Bank of Canada staff got $26.7 million in bonuses and raises

Bank of Canada employees received $26.7 million in bonuses and pay increases in 2022.
According to a government-issued document made public through an information access request, Canadian Taxpayers Federation, Bank of Canada staff will receive $20.2 million in bonuses and $6.5 million in salary increases in 2022, a 13 percent increase over 2021. More than 80 percent of staff received a bonus or raise in 2022, as sought by the Bank of Canada. Restrain personal consumption by raising interest rates.
Franco Terrazzano, director general of the Canadian Taxpayers Federation, told CTVNews.ca, “Central bankers should not receive bonuses if Canadians cannot afford groceries, gasoline and housing.” “Inflation was at its highest level in 40 years, and central bankers were not eligible for bonuses.”
Bank of Canada bonuses average over $11,000 and average salary increases over $3,400.
The number of Bank of Canada employees earning over $100,000 annually has more than doubled between 2015 and 2022, according to records obtained by the Taxpayers Federation of Canada. In 2022, 1,095 of the 2,250 Bank of Canada employees earned six-figure salaries, which was close to $13. % increase compared to 2021.
To combat inflation, the bank began raising interest rates in March 2022, from a pandemic low of 0.25% to 4.25% by the end of the year. By 2022, Consumer and Business Bankruptcies The consumer price index, the main inflation indicator, rose, but 6.8% increase, Highest level in 40 years.
On July 12, the Bank of Canada’s policy rate hit a 22-year high of 5%. The consumer price index is 3.4% in May, according to Statistics Canada. The Bank of Canada has the following missions: keep inflation near 2%.
“The Bank of Canada has failed to do its job of keeping inflation as low as 2%,” Terrazzano said. “Most organizations don’t give bonuses to employees who have had their worst years in the last 40 years.”
In an email to CTVNews.ca, a Bank of Canada spokeswoman confirmed the authenticity of the documents provided by Terrazzano’s organization.
“Our independent board of directors oversees the bank’s management, including personnel policy,” Bank of Canada spokesman Paul Badercher told CTVNews.ca. “Like many employers in the financial industry, we hire and retain in a highly competitive environment.”
Badercher explained that bonuses include “risk pay” for meeting job expectations and “performance pay” for exceeding expectations.
“The majority of our employees met expectations and therefore received a risk-based pay, while about a quarter of our employees received a performance-based pay,” Badercher said.
The Taxpayers Federation of Canada is a non-profit taxpayer advocacy organization. As Canada’s central bank, the Bank of Canada’s responsibilities include conducting monetary policy and issuing banknotes.

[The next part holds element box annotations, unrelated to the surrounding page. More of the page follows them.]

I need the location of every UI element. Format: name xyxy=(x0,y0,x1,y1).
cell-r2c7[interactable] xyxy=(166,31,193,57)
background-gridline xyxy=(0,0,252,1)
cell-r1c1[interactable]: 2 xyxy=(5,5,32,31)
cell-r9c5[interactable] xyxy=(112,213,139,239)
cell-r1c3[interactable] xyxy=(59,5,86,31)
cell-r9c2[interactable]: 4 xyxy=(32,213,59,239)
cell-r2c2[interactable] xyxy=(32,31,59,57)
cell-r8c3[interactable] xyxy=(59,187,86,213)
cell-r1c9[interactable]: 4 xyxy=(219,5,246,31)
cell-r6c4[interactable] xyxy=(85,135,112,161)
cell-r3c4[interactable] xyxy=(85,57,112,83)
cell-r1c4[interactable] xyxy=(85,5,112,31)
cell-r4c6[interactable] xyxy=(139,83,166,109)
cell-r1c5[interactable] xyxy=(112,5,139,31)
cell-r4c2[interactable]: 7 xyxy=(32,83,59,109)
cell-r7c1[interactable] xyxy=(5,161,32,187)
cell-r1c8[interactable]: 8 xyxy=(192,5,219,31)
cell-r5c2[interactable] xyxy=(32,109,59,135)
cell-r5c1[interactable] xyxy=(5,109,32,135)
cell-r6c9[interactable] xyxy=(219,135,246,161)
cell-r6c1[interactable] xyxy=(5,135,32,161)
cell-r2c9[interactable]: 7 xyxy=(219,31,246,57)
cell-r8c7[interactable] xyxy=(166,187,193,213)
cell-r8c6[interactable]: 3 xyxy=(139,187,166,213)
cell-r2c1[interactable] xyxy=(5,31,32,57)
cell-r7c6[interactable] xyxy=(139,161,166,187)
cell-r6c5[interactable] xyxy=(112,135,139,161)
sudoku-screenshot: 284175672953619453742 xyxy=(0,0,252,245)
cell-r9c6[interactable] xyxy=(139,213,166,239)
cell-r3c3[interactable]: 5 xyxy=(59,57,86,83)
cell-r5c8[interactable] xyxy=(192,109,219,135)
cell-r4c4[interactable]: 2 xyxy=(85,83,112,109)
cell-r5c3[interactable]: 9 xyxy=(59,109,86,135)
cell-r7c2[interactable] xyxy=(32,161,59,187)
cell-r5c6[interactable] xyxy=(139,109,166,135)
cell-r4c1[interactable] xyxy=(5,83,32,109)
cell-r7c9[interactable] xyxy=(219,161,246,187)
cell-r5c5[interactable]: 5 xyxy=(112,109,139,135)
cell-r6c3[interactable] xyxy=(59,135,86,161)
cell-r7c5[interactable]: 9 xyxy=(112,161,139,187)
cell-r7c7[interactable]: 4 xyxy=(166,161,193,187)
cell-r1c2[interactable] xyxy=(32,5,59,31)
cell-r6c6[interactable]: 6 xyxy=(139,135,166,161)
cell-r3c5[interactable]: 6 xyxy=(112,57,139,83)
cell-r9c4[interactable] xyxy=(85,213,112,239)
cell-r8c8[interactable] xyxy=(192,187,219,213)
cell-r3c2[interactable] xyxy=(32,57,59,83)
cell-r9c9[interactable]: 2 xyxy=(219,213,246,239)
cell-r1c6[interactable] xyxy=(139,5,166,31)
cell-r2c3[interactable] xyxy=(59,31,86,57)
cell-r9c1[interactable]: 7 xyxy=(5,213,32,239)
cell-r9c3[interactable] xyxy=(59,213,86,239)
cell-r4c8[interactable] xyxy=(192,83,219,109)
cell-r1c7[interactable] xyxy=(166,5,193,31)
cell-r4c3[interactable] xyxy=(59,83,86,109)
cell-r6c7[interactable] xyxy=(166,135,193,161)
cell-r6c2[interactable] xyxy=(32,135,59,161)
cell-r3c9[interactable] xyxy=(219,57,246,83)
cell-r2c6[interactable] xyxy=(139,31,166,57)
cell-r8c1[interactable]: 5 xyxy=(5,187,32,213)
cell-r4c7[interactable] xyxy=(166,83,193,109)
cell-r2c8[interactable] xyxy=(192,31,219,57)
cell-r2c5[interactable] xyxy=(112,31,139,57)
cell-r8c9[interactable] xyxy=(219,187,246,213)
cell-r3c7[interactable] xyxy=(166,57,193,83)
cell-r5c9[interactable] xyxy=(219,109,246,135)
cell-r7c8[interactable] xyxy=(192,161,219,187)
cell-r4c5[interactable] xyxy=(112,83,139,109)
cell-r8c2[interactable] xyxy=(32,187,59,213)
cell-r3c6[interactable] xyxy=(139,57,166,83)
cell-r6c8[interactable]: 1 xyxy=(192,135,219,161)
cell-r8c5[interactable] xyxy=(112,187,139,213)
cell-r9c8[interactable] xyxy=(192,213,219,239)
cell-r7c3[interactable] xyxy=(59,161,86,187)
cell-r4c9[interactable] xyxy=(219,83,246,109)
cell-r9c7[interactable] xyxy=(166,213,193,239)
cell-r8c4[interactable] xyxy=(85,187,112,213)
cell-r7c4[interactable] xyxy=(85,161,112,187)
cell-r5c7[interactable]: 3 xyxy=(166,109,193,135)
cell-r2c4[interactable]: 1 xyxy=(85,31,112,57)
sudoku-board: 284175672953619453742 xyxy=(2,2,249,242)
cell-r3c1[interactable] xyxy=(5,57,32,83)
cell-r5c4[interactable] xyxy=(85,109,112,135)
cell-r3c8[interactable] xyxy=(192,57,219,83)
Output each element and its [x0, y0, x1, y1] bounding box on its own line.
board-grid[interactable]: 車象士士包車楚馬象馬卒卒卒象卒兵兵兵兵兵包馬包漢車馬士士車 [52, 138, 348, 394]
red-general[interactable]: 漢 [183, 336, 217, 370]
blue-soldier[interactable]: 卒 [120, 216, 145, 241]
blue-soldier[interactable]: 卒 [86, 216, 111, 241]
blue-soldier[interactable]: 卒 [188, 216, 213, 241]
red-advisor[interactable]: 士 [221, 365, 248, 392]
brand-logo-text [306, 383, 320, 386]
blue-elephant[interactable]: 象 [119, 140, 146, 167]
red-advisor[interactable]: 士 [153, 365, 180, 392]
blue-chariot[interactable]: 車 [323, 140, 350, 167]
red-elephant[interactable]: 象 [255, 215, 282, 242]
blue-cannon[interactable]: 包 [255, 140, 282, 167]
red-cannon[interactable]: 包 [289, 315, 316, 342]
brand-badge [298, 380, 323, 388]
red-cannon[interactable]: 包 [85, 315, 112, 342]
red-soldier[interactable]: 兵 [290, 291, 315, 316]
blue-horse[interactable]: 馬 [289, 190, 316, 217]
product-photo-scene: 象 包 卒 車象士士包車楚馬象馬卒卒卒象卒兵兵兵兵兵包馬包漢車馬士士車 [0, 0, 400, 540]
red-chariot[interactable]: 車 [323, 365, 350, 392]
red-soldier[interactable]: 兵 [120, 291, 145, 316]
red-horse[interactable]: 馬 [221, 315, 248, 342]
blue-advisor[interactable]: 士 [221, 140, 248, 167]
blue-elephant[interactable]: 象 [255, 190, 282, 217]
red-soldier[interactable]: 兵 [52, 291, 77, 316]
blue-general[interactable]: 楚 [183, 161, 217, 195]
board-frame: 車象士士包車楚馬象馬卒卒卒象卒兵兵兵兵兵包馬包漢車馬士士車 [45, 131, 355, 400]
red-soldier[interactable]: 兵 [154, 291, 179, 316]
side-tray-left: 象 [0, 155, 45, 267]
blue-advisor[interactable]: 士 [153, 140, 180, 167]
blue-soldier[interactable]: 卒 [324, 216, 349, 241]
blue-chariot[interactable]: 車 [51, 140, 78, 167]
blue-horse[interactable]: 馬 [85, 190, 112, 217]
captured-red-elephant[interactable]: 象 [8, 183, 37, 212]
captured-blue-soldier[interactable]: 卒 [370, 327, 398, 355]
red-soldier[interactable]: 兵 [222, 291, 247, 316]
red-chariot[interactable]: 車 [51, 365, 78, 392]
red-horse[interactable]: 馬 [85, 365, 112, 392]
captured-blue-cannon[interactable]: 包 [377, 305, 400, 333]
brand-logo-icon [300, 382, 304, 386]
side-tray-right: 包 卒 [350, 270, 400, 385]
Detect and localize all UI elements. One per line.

Mr David McDonald Canadian Center for Policy Alternatives, a progressive think tank focused on social, economic and environmental justice. McDonald doesn’t like bonuses in general, but says Bank of Canada payments aren’t like millions of dollars paid to private financial institutions.
“The bonuses are actually a lot less than in the private sector,” McDonald told CTVNews.ca. “Normally, Bank of Canada bonuses and big bank bonuses are paid out in good and bad times.”

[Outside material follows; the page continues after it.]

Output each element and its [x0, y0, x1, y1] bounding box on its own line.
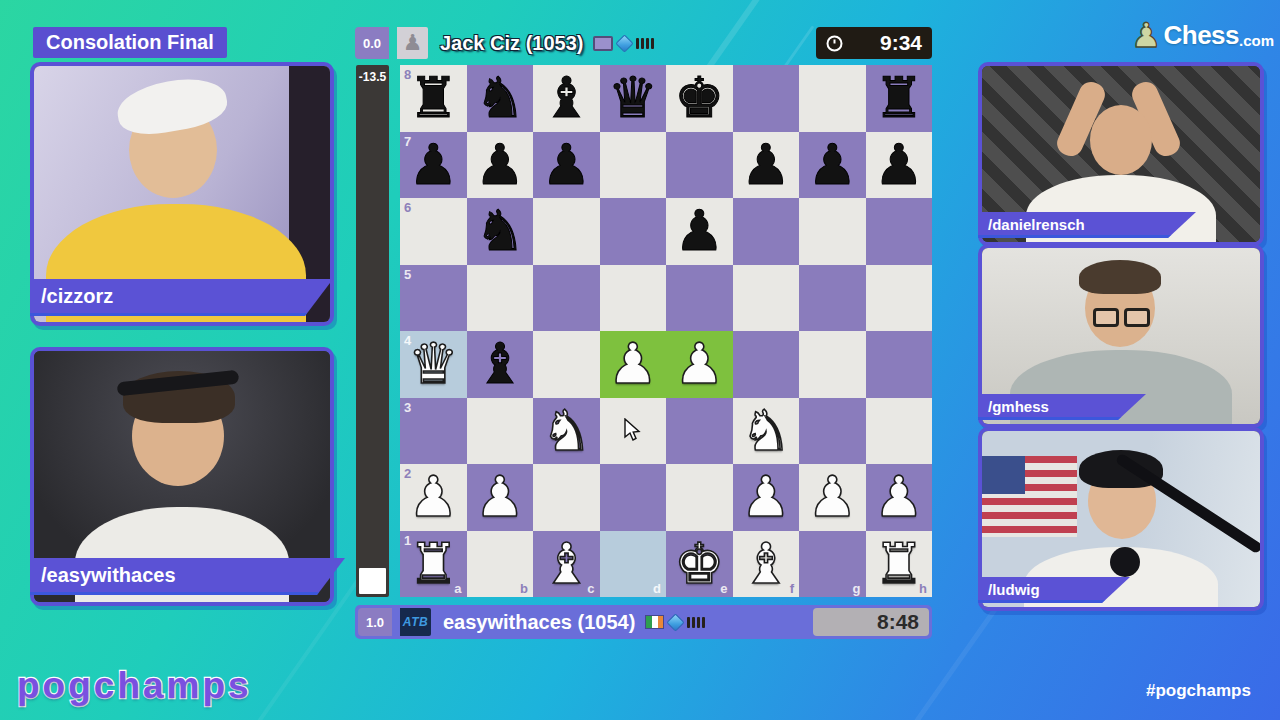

Professor of Finance, University of Guelph Nikola Gradojevic The Bank of Canada’s recent decision states: increase in money supply And rising interest rates are hitting many Canadians hard.
“Salary increases and bonuses in the public sector are normal and expected,” Gradjevich said. “Given the past and current behavior of the Bank of Canada, it is on ethical grounds that Bank of Canada employees should not receive excessive bonuses and should only receive normal salary increments received by other government employees. I might argue.”
McDonald said the Bank of Canada’s bonuses and pay increases are likely to be below inflation.
“Thus, like many workers in 2022, it’s likely that employees will have received pay cuts when inflation is taken into account,” McDonald said. “The whole point of raising rates is to make people’s lives tighter and make people have less money to spend in the economy.”